Le point de départ de ce délai est la connaissance du danger. Pour les établissements inscrits sur les listes ouvrant droit à la « pré-retraite amiante »,  la Haute Cour juge que cette connaissance débute le jour de l’inscription de l’établissement au Journal Officiel.

Un arrêt du 8 juillet 2020 de la Cour de cassation précise que ce point de départ « ne peut être antérieur à la date à laquelle cette exposition a pris fin ».

Dans une action sur le préjudice d’anxiété, la responsabilité de l’Etat peut-elle être engagée, comme contrôleur du respect des normes amiante ?

L’inspection du travail n’avait fait aucun contrôle  chez Normed depuis le décret « amiante » du 17 août 1977 jusqu’à la fin d’activité du requérant, dix ans plus tard.

Le rapporteur public  avait conclu que cette inaction prolongée de l’inspection du travail constituait une faute lourde engageant la responsabilité de l’Etat-contrôleur du respect des normes.

Le Conseil d’État ne l’a pas suivi, jugeant que l‘inaction des pouvoirs publics, ne suffisait pas à constituer une faute de l’Etat.

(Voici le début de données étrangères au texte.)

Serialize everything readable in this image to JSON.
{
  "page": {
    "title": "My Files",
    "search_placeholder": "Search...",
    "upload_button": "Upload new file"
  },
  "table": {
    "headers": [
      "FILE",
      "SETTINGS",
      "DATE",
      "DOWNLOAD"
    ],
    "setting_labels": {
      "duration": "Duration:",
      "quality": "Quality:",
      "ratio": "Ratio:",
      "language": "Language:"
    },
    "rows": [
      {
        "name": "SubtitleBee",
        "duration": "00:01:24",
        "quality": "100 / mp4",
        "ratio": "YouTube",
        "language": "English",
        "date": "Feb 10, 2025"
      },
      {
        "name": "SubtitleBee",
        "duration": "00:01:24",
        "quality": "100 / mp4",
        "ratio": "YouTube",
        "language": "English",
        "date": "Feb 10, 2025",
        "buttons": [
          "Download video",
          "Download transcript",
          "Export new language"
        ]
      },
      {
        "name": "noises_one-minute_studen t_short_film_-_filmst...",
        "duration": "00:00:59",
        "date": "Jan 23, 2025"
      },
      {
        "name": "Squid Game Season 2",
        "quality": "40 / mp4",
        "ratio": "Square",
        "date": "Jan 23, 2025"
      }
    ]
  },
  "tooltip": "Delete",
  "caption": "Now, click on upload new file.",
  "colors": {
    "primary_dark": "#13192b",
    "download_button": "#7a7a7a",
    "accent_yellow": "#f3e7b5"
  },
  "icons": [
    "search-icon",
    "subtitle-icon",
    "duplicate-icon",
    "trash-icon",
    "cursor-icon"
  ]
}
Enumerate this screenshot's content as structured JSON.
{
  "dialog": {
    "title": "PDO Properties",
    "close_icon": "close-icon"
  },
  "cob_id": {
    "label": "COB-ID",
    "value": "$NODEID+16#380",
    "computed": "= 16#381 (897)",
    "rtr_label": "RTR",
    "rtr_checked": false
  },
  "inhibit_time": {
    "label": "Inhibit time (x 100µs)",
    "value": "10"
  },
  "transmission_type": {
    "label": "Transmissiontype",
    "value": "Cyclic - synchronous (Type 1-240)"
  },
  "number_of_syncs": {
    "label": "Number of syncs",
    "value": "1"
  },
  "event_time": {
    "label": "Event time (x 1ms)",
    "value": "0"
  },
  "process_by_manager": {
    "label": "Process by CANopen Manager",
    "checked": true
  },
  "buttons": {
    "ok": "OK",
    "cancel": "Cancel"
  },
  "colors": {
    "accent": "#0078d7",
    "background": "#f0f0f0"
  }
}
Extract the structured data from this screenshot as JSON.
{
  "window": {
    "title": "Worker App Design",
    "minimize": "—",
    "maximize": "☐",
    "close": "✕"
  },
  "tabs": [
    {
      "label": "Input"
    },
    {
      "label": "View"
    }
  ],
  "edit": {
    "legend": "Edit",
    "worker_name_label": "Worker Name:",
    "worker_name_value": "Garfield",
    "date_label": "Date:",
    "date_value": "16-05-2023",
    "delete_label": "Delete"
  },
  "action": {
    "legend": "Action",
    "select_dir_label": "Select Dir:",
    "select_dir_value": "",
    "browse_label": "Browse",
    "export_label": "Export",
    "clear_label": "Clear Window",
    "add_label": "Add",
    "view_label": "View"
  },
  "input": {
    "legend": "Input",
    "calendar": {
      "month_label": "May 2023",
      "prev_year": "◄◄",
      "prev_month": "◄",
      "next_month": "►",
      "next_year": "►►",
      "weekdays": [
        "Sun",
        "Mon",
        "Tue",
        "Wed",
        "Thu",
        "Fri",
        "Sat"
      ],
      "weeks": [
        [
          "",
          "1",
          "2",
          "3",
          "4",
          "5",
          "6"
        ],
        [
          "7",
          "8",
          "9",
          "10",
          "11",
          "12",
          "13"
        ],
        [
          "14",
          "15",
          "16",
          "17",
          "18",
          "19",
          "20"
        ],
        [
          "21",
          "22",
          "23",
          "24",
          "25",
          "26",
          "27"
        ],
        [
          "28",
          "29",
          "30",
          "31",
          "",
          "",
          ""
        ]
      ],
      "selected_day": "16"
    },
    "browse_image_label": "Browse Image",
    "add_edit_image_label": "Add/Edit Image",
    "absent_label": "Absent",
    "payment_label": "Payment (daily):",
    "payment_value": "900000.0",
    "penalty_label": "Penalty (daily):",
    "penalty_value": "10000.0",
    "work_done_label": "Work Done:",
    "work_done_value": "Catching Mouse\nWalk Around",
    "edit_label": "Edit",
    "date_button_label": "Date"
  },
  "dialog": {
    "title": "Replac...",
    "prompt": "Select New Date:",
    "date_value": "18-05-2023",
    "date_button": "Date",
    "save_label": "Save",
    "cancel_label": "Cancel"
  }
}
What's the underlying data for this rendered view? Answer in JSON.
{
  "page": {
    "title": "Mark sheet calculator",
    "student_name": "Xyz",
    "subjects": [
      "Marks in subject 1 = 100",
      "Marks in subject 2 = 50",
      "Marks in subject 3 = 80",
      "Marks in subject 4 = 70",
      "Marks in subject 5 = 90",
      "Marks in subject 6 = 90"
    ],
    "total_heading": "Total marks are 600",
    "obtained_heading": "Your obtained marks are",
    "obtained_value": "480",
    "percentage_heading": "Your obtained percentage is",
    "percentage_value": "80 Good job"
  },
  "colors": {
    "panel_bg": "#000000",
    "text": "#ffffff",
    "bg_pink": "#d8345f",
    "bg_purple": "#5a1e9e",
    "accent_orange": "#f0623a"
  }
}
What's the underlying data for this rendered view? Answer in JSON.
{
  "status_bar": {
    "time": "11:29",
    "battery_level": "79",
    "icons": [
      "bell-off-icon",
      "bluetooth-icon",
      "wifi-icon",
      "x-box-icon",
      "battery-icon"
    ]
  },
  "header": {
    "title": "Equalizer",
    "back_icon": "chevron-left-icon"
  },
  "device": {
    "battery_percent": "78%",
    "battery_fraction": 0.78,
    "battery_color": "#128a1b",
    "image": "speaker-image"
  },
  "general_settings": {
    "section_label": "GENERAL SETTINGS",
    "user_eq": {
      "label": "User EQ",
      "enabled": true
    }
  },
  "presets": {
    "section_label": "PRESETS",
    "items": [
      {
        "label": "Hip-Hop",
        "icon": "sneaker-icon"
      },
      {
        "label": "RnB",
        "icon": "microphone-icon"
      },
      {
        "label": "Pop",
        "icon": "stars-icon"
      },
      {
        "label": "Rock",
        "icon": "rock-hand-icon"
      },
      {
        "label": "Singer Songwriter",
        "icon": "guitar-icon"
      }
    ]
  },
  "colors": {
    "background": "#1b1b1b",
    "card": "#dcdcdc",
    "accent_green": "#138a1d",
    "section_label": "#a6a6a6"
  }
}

Maître Jean-Louis Macouillard estime que « cette décision est très décevante. Nous continuons à penser que, si l’inspection du travail avait agi, des vies auraient pu être sauvées. Les magistrats du Conseil d’État ont manqué l’occasion de fustiger une inaction coupable de l’État face à une exposition qui aurait pu être évitée.»

Quelles seront les conséquences de cette décision  ? « Dans tous les litiges de même nature, prévoit Jean-Louis Macouillard, il ne sera plus possible de faire condamner l’Etat pour une  exposition à l’amiante postérieure au décret « amiante » du 17 août 1977 au sein d’une entreprise privée, ni sous l’angle de l’insuffisance des normes ni sous celui de l’inexistence du contrôle par l’inspection du travail.»

La responsabilité de l’Etat ne sera prise en compte que pour des expositions au sein d’entreprises privées antérieures au 17 août 1977.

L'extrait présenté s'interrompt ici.